O'Hora huddled with the students on the sidewalk Friday afternoon before they all went inside the woman's Woodland Avenue home to assess the work she needs done. He reminded them to be respectful and understanding of her situation.

"We try to show the customer we care," O'Hora said. "And it really will make you feel like a better person, knowing you're helping somebody. There's a special kind of joy knowing you've made someone's life better."

The woman then led O'Hora and the students through her house. Some of the work that needs done, she said, are improving the home's front door and fence gate, fixing leaks in the kitchen and bathroom, waterproofing the basement to prevent the further growth of mold, repairing a rusting hot-water heater, removing old furniture and appliances, replacing the kitchen floor and cleaning the gutters.

O'Hara said he'll compile a cost estimate and meet with the students next week to explain how he came up with the numbers.

"Anytime any of you have questions, I'm available," he told them before heading back to his office.

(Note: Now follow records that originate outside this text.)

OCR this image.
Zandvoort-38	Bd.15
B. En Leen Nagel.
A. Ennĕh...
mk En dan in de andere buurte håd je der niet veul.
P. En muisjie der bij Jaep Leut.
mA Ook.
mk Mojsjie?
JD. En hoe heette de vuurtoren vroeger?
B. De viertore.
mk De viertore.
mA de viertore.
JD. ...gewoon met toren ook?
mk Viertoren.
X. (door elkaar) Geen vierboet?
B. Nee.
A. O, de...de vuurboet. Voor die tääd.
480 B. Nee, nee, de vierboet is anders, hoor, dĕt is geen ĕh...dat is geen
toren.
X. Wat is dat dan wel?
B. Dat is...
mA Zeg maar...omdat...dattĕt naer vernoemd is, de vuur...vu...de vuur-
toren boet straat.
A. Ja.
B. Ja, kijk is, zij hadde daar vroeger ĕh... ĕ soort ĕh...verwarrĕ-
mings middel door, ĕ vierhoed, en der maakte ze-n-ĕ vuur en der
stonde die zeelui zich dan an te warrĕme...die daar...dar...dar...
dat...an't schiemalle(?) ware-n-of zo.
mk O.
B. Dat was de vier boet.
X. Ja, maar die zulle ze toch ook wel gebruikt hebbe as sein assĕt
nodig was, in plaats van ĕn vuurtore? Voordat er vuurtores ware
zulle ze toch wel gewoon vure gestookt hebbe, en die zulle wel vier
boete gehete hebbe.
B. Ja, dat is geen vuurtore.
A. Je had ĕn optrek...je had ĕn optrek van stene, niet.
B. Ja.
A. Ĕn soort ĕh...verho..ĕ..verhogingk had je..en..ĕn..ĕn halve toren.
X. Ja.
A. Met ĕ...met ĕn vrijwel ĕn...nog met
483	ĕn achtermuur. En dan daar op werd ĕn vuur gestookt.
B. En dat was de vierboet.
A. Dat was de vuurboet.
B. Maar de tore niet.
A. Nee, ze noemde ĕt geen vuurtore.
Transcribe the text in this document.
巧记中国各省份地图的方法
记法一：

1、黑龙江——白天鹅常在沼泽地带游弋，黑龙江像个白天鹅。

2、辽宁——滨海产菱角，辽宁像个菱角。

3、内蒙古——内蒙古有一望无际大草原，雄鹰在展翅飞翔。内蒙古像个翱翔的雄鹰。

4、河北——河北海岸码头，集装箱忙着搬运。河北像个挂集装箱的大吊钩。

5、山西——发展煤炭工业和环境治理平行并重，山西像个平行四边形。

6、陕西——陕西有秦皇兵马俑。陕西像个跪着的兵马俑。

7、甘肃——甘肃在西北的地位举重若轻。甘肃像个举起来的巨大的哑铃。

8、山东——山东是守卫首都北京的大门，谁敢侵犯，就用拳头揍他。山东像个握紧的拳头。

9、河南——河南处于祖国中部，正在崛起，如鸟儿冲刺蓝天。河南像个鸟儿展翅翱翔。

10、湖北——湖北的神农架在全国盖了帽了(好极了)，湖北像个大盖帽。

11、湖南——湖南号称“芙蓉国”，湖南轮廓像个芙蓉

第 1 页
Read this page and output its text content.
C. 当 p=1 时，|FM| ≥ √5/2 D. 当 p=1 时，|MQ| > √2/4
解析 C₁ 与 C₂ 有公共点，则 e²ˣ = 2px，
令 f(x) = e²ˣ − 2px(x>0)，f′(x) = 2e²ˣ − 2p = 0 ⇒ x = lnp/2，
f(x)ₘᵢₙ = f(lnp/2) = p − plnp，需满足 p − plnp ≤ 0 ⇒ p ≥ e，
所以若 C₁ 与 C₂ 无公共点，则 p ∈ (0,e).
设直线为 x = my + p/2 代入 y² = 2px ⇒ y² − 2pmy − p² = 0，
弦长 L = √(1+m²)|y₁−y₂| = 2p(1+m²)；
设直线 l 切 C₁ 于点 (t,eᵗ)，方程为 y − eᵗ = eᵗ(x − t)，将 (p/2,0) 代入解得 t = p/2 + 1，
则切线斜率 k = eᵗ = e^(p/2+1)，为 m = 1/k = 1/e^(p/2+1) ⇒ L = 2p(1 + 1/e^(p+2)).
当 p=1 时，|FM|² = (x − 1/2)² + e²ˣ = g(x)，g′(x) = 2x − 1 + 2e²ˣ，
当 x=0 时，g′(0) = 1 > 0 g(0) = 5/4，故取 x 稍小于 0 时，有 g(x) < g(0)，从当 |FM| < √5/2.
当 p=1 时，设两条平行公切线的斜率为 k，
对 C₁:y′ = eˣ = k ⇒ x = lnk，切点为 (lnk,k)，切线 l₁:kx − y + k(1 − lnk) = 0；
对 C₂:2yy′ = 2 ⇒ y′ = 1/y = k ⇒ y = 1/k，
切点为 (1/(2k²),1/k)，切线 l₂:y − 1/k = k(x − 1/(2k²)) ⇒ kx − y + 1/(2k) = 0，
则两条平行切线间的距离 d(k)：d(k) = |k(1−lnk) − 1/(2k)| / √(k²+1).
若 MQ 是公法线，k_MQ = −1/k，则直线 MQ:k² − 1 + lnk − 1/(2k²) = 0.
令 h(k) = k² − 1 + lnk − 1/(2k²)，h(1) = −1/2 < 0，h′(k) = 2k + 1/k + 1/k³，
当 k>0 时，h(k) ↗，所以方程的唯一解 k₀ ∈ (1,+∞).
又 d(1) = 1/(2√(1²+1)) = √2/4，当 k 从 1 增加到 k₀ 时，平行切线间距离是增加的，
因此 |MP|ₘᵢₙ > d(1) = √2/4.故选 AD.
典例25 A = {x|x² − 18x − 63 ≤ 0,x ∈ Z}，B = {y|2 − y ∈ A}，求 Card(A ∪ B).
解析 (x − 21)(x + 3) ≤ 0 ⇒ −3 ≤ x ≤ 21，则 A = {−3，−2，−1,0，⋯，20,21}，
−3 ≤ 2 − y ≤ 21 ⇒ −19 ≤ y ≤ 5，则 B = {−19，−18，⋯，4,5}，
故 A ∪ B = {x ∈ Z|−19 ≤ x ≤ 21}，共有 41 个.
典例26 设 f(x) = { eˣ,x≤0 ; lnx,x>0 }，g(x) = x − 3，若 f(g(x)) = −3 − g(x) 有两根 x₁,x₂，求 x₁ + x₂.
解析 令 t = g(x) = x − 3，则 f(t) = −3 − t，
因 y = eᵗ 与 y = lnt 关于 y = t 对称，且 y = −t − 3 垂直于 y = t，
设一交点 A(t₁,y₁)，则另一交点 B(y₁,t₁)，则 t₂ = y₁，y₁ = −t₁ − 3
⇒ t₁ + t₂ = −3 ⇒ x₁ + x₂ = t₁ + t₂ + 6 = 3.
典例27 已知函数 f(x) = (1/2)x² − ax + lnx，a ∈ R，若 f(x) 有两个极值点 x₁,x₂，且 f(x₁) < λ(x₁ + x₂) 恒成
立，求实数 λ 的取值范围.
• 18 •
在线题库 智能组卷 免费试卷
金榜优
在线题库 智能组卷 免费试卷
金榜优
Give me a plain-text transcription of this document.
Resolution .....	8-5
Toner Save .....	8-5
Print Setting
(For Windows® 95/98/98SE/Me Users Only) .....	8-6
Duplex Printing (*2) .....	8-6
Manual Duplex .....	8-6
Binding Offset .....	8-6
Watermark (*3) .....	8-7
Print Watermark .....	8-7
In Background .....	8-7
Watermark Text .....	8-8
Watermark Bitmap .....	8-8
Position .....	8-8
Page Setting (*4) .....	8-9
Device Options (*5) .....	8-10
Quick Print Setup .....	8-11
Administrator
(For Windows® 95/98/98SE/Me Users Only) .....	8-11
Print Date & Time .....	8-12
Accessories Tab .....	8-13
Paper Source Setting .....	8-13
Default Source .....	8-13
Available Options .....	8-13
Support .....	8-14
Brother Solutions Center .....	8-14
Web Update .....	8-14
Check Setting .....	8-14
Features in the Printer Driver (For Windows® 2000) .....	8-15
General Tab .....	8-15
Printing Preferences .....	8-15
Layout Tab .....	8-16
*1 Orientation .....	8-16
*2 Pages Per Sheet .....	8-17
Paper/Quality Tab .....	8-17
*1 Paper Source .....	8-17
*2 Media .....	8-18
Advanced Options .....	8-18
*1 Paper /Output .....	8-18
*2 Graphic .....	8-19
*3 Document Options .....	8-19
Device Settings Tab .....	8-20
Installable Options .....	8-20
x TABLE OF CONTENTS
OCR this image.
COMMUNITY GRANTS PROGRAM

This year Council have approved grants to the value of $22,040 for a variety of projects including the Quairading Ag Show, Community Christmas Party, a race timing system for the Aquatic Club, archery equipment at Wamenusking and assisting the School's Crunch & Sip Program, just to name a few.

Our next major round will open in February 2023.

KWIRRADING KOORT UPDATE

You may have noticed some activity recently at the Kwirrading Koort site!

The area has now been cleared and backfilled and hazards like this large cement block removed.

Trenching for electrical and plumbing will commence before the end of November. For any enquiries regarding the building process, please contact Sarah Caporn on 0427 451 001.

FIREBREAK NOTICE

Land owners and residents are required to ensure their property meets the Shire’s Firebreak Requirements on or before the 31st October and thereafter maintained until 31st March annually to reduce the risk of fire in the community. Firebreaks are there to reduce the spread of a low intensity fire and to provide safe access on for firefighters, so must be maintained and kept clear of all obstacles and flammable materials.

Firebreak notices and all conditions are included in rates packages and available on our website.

Herbstritt said she'll use O'Hora's estimate to prioritize the repairs. The scope and cost of the work may mean there's too much to do at once, so she said some of the repairs may be pushed back to the United Way of Northern Shenandoah Valley's next Day of Caring, an annual event where community volunteers help low-income and elderly residents fix problems with their dwellings.

"We could get volunteers here to do a lot of that yard work," Herbstritt said as she nodded toward the faulty fence gate.

The next Day of Caring is scheduled for Sept. 15. By then, student Kenia Guevara will have graduated and, hopefully, landed a job. The 19-year-old said she would love to come back to Woodland Avenue and help with the woman's home repairs, either as a newly hired builder or a volunteer.